The data is accompanied by one annotation file per speaker or per SNR. Each line encodes the available information about each utterance in the format <Utt> <NoiseSegment> <StartSample> <Duration> <SNR> <Y> <XStart> <XEnd> <TStart> <TEnd> where

  • <Utt> is the utterance filename
  • <NoiseSegment> the noise background segment filename
  • <StartSample> the position (start sample) of the utterance within the noise background segment
  • <Duration> the duration of the utterance in samples
  • <SNR> the range of SNR in dB (available for training only)
  • <Y> the front-back distance from the microphones in meters
  • <XStart> the initial left-right position in meters compared to the front direction of the mannikin (before the move)
  • <XEnd> the final left-right position in meters compared to the front direction of the mannikin (after the move)
  • <TStart> the starting time of the move in samples after the beginning of the utterance
  • <TEnd> the ending time of the move in samples after the beginning of the utterance

Baseline software tools

Recognition systems are evaluated on their ability to correctly recognise the letter and digit tokens. Baseline scoring, decoding and training tools based on HTK are also available in LDC2017S07.

These tools include 3 baseline speaker-dependent recognition systems trained on clean, reverberated and noisy data, respectively, and a number of scripts allowing you to

  • train a baseline recognition system from the training data after processing by your own denoising front end,
  • transcribe utterances in the development and test sets using one of the 3 provided systems or your own trained system,
  • score the resulting transcriptions in terms of keyword recognition rates.

Running the baseline system should produce the following set of results,

Development test set
-6 -3 0 3 6 9
clean 11.83 12.33 16.50 17.50 21.75 23.50
rev 32.08 36.33 50.33 64.00 75.08 83.50
noisy 49.67 57.92 67.83 73.67 80.75 82.67
Evaluation test set
-6 -3 0 3 6 9
clean 10.58 11.17 13.33 17.75 21.17 24.42
rev 32.17 38.33 52.08 62.67 76.08 83.83
noisy 49.33 58.67 67.50 75.08 78.83 82.92

Instructions

In order to reach a broad audience we have tried to avoid setting rules that might artificially disadvantage one research community over another.

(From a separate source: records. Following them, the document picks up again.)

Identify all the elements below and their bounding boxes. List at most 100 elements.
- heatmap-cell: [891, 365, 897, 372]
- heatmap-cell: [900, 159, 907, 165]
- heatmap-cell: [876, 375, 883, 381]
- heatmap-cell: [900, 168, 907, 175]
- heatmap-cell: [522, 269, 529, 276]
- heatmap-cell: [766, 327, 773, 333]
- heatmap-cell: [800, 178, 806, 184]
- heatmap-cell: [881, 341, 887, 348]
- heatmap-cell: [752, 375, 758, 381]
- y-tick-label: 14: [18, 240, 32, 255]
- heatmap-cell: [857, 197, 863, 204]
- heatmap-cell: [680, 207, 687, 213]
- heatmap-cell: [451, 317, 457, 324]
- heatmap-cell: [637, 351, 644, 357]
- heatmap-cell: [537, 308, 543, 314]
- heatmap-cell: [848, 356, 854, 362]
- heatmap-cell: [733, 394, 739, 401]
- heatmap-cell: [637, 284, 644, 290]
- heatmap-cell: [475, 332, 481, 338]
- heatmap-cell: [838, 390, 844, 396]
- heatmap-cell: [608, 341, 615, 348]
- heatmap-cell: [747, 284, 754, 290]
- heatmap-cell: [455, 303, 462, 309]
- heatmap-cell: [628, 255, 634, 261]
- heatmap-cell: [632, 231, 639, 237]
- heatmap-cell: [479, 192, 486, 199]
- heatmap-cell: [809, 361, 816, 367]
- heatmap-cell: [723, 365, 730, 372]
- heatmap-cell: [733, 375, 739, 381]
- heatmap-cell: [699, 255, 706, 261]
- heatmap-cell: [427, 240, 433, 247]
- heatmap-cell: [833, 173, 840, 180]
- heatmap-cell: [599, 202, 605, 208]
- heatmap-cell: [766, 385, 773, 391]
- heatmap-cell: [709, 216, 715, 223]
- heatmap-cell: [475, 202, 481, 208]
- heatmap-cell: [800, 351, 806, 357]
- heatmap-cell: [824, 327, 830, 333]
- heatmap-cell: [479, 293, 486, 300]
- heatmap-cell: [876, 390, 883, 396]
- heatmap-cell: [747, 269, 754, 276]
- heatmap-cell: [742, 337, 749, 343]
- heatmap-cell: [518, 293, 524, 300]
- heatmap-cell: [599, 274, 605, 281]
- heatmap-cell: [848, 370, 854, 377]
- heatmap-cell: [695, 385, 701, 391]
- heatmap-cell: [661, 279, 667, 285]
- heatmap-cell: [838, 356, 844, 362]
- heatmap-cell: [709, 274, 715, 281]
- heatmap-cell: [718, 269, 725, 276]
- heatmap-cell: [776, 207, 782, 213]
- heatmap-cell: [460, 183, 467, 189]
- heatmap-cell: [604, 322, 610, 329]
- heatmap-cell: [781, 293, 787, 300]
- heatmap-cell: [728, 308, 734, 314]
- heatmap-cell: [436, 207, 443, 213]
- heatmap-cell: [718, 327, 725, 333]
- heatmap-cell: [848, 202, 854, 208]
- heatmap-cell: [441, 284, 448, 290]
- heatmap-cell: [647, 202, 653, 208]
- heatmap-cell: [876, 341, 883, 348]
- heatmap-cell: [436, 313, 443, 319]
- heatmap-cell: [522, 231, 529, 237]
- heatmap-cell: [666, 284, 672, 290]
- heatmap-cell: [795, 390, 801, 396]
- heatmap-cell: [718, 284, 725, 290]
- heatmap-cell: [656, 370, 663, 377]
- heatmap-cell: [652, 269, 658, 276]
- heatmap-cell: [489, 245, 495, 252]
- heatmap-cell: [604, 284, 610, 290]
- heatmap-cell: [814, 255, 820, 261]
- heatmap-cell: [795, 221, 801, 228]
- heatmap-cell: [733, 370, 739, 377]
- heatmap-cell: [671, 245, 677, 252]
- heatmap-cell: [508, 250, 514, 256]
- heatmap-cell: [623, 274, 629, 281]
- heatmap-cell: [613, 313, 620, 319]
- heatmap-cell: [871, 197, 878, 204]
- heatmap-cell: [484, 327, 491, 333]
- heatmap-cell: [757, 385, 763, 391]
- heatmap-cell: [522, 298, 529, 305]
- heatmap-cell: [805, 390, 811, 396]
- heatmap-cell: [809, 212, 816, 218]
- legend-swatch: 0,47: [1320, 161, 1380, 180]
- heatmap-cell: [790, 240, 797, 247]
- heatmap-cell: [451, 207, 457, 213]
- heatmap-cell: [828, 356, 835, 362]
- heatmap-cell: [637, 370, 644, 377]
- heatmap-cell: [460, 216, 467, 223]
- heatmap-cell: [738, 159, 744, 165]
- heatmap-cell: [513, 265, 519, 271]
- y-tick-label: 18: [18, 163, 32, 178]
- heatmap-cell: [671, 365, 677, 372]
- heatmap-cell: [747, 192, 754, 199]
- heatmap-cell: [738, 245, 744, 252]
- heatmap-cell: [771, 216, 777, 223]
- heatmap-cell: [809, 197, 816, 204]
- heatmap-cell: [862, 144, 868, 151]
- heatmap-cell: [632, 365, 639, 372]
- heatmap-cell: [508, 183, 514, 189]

However, to keep the task as close to an application scenario as possible, and to allow systems to be broadly comparable, there are some guidelines that we would like participants to follow.

Which information can I use?

You are encouraged to use the embedded data in any way that may help, e.g. to learn about the acoustic environment in general, or the immediate acoustic context of each utterance. Also, the recognition system is allowed to assume that the speaker identity is known and use a corresponding model. Finally, information about the movements of the target speaker can be used, although the participants are encouraged to consider conditions where they don't explicitly know the head position.